The desire in Psalm 23 for a “new exodus, new march through the wilderness, new covenant, and new settlement in the Promised Land” reminds us of Jeremiah’s vision that the Lord “will make a new covenant with the house of Israel and the house of Judah” (Jer 31:34). And what is this new covenant? We might look at one of the uses of Psalm 23 in the Book of Common Prayer:

After the Baptism, a candle (which may be lifted from the Paschal

Candle) may be given to each of the newly baptized or to a godparent.

It may be found desirable to return to the front of the church for the

prayer, "Heavenly Father, we thank you that by water and the Holy

Spirit," and the ceremonies that follow it. A suitable psalm, such as

Psalm 23, or a hymn or anthem, may be sung during the procession.

The oblations of bread and wine at the baptismal Eucharist may be

presented by the newly baptized or their godparents.
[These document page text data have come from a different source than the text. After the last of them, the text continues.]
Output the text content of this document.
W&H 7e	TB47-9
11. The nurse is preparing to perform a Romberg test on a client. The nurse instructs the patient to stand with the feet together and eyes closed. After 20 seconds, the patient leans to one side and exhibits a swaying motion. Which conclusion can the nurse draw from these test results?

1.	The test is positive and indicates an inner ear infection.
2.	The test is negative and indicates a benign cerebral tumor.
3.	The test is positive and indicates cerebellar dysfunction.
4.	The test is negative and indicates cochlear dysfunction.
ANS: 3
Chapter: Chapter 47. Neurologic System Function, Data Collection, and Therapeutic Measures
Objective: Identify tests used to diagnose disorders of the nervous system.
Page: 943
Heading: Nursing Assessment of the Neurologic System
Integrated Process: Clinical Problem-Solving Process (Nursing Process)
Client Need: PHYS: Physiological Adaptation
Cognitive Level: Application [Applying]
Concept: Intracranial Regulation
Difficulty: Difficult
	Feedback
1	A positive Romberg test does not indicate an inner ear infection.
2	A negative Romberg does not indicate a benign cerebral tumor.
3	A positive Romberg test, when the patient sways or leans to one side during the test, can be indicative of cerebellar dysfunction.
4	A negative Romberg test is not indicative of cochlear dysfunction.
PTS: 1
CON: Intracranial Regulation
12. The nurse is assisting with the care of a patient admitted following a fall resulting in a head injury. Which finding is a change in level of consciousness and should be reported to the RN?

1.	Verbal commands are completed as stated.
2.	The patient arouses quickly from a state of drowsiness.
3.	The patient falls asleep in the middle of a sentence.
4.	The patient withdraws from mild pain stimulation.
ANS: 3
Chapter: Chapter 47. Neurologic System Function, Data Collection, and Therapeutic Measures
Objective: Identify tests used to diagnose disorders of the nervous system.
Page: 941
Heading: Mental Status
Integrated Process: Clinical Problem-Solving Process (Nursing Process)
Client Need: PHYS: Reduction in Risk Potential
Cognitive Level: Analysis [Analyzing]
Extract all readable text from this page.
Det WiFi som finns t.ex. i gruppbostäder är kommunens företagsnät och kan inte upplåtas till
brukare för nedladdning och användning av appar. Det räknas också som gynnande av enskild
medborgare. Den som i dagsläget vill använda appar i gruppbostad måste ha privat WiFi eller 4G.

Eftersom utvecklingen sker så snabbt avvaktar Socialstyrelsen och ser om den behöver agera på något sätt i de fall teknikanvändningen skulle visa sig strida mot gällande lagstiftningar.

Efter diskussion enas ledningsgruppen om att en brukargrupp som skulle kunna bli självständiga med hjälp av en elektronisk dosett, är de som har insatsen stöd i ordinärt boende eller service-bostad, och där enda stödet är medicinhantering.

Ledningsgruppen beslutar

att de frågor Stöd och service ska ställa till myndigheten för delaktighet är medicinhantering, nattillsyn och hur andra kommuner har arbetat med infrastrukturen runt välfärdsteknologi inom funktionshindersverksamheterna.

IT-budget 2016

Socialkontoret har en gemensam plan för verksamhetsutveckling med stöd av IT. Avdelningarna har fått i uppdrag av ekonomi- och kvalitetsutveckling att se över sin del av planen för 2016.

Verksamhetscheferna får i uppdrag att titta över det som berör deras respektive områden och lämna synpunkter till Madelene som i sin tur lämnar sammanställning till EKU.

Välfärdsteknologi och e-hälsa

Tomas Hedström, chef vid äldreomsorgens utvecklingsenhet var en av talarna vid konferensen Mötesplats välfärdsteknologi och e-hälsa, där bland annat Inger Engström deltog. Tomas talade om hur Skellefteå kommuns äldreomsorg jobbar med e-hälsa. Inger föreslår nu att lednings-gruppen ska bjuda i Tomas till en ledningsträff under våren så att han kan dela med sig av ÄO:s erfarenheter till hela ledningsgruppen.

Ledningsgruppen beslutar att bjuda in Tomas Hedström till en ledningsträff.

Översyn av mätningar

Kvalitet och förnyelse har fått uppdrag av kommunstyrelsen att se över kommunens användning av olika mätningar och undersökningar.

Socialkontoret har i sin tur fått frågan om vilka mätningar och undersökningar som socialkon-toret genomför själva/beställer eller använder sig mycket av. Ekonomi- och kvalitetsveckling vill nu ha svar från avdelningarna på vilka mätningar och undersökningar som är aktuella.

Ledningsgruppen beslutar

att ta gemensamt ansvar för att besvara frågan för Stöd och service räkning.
What better place for Psalm 23 is there than between the baptismal font that incorporates us into the “new covenant” and the table of the Eucharist that God sets before us as a foretaste of the heaven where we will indeed dwell with him “for years to come” (23:6)? But we should need to come through the “traumatic experience” of our own exiles and deportations with hope, not with the “hardness of heart” that would leave Psalm 23’s “daring reversal” simply impossible to comprehend.